Gainesville Fire Rescue reported a year of rising prevention and response activity and outlined staffing and station projects that city leaders said will keep up with growth.
Chief Sean Hill House told the City Commission that in fiscal-year quarter 4 GFR inspected nearly 10,000,000 square feet, logged 73 investigative hours, 68 plan‑review hours and 1,303 risk‑reduction activities. Call volume for the quarter was 7,325, about 4,000 in District 1 and 3,000 in District 2. Hill House said turnout time — the interval between alarm and firefighters getting to apparatus — met the national benchmark 91 percent of the time; average travel time was about a minute over the national target and was met 88 percent of the time. He said the department had five operational vacancies and 186 operational personnel and that design on replacement Station 9 is at 100% and Station 3 at 90%, with both expected to break ground by May 2026.
The commission also heard a report from the Community Health Division about how opioid‑abatement settlement funds and other grants are being directed toward transportation and prevention programs. Director Brandy Stone said the city is funding Uber Health rides to help people get to mental‑health and substance‑use appointments, is preparing a public‑education campaign on substance use for spring, and continues to contract nonprofits for services to justice‑involved people.
Stone described the Community Resource Paramedicine (CRP) program’s quarter results: 136 new referrals, 672 patient contacts or attempts, 295 hours of direct patient care, and dozens of service connections including primary‑care referrals and substance‑use treatment linkages.
An innovative barber‑based screening project, Fresh Fades & Healthy Hearts, trained nine barbers to take blood pressure in three barbershops so far; Stone said the program is grant‑funded and expanding. She added that staff will return with a six‑month review that includes outcome data.

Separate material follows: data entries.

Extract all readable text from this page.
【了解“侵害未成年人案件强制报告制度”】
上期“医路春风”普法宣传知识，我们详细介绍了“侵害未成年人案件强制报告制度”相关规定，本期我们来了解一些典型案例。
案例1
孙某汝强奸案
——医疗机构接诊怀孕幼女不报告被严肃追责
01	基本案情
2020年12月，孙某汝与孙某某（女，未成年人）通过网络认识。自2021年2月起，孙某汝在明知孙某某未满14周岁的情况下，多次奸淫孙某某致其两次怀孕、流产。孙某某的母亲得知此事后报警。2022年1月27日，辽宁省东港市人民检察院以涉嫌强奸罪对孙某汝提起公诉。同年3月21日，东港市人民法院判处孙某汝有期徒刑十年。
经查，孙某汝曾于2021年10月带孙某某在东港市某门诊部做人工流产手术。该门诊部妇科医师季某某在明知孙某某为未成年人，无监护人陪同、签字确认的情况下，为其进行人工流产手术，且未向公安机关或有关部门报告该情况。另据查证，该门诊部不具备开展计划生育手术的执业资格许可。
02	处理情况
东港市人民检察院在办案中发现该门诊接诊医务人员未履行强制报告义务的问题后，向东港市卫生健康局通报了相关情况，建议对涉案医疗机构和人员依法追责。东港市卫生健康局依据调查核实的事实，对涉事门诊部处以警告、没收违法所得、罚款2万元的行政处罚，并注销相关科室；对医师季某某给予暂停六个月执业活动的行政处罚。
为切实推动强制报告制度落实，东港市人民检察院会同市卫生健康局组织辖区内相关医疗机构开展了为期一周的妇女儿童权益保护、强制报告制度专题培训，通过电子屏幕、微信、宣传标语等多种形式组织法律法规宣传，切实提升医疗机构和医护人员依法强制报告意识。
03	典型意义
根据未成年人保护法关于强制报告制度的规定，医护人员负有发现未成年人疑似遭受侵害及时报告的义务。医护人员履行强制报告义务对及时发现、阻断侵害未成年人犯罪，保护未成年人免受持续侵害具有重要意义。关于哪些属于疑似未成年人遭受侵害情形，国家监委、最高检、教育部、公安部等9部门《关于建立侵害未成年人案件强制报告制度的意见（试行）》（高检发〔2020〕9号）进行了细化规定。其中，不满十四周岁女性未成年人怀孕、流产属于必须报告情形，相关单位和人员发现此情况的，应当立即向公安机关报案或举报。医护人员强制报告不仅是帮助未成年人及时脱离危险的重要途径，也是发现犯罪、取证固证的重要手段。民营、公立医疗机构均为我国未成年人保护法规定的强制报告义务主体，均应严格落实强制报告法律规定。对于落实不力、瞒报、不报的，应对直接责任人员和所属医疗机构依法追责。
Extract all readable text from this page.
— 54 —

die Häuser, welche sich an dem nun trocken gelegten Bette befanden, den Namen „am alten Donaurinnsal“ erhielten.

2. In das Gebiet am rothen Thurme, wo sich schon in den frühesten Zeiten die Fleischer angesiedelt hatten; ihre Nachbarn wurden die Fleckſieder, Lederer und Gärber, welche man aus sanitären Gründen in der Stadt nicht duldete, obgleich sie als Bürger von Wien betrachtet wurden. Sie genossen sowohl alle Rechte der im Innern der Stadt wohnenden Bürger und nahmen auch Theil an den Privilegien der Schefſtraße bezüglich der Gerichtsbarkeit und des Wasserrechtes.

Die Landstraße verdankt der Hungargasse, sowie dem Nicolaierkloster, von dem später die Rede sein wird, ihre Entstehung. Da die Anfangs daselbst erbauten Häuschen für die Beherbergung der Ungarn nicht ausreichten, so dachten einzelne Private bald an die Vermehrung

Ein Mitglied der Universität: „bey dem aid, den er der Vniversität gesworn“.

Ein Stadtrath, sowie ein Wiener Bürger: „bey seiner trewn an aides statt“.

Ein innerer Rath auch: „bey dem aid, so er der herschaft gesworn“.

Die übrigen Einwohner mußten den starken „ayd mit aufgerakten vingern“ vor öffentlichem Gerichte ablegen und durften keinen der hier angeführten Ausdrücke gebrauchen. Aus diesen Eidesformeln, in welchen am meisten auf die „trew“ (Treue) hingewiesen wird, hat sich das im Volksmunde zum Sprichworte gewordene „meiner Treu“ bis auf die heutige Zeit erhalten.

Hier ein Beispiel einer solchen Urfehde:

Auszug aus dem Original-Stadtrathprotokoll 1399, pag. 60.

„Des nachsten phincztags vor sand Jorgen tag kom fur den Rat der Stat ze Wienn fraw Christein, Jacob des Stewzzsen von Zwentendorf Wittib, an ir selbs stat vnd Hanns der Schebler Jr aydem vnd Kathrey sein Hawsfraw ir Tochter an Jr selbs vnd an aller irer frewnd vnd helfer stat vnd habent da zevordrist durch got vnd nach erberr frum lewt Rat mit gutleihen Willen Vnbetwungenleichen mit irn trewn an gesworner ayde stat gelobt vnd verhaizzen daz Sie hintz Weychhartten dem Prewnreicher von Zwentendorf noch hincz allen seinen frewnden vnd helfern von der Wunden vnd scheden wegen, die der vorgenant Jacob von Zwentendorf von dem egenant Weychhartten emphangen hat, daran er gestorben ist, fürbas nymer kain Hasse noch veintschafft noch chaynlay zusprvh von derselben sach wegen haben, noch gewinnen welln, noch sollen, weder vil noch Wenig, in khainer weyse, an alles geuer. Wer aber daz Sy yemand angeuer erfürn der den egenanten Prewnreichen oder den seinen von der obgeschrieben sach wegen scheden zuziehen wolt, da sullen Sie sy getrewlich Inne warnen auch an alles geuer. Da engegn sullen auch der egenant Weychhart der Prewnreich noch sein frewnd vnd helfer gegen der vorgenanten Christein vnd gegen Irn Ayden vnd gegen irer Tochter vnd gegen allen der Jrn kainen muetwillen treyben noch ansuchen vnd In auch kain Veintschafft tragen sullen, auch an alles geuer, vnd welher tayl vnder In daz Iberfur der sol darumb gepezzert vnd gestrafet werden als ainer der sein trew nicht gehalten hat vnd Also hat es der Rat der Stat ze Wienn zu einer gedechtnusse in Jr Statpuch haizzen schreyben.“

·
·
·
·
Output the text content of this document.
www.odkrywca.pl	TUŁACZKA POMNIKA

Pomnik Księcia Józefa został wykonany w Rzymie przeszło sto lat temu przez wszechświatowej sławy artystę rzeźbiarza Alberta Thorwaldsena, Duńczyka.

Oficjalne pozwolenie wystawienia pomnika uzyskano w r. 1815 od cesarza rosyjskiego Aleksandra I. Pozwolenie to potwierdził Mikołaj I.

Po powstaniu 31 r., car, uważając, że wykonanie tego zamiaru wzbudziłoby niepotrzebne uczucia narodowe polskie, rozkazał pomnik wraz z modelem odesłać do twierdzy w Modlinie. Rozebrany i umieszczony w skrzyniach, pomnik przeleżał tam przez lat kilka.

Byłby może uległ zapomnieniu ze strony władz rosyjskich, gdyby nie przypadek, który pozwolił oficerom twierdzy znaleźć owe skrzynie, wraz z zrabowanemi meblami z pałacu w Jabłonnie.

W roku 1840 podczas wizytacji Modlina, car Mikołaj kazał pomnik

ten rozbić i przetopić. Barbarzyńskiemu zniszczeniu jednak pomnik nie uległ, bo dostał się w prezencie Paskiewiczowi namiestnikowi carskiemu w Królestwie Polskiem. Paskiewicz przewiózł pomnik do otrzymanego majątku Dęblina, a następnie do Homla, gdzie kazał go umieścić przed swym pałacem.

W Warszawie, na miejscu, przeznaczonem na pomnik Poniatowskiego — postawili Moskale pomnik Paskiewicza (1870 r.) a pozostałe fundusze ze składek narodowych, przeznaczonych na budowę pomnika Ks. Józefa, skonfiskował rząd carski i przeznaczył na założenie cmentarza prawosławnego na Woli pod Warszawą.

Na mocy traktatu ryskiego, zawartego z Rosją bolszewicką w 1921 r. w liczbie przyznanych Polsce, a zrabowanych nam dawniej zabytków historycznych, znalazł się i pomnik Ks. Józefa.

Britney Coleman, Impact GMV program manager, reported on gun‑violence prevention and youth engagement work. She highlighted a technology‑hub pilot at Oak View apartments where about 36 children participated and exit surveys showed large self‑reported declines in fighting (from 63 percent to 6 percent in the cohort cited) and improvements in emotional well‑being and school engagement. Coleman said calls for service to that complex dropped roughly 32 percent and gun‑violence‑related calls fell about 75 percent for the period cited; she framed the results as early but promising, noting additional supports and partners were involved.
Commissioners praised the prevention focus. ‘‘These are things that are special to the city of Gainesville,’’ Mayor Ward said, and Commissioner Book called the barber blood‑pressure initiative “innovative.”
What happens next: staff said design work on the two fire stations will continue and CRP and Impact GMV will provide follow‑up metrics at future commission updates.